School to Age 21?

Reg Weaver, the head of the NEA, the nation’s largest union, recently spoke to the editorial board of the Kansas City Star.

In the interview, Weaver says that the federal law known as No Child Left Behind has some “decent” provisions, including disaggregating data by race and income. “Providing parents with information, that’s a good thing,” he adds.

Has it helped close the achievement gap? “I would say no.”

Weaver also says that the NEA believes “that all the way up to 21 it should be mandatory that kids earn a high school diploma.” But a big problem with American schooling is that the longer a cohort of students stay in school, the worse they do.

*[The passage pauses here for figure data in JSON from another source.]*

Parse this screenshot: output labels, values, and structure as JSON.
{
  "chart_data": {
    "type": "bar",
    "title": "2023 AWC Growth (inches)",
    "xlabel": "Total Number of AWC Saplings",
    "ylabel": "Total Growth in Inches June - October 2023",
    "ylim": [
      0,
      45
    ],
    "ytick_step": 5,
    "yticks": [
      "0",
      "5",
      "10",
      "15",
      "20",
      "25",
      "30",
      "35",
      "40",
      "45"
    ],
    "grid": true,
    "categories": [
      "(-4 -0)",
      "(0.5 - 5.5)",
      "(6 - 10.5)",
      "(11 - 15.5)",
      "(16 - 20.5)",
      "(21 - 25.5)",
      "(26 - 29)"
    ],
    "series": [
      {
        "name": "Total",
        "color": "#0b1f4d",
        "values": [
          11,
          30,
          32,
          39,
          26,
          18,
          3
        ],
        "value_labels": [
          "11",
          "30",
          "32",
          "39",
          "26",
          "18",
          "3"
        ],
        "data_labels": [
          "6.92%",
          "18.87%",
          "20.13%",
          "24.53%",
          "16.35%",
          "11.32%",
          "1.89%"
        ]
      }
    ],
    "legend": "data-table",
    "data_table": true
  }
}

Why would extending the school career of children in such a system do anything but extend the problem?

In a surprising move, he says that if a person under 21 is put into prison, his release should be conditioned on earning a diploma: “if they are supposed to be released before they graduate, that release would be delayed until graduation occurs.” (And we thought that when a person served his time, he served his time, and should be released.)

While Weaver calls for an expanded jurisdiction of teachers, he reiterated the union’s opposition to merit pay. He brings back the argument that some schools are funded better than others. That may be true, but it would be a moot point if teachers were paid not for the absolute achievement levels of their students, but the gains that those students made under their tutelage.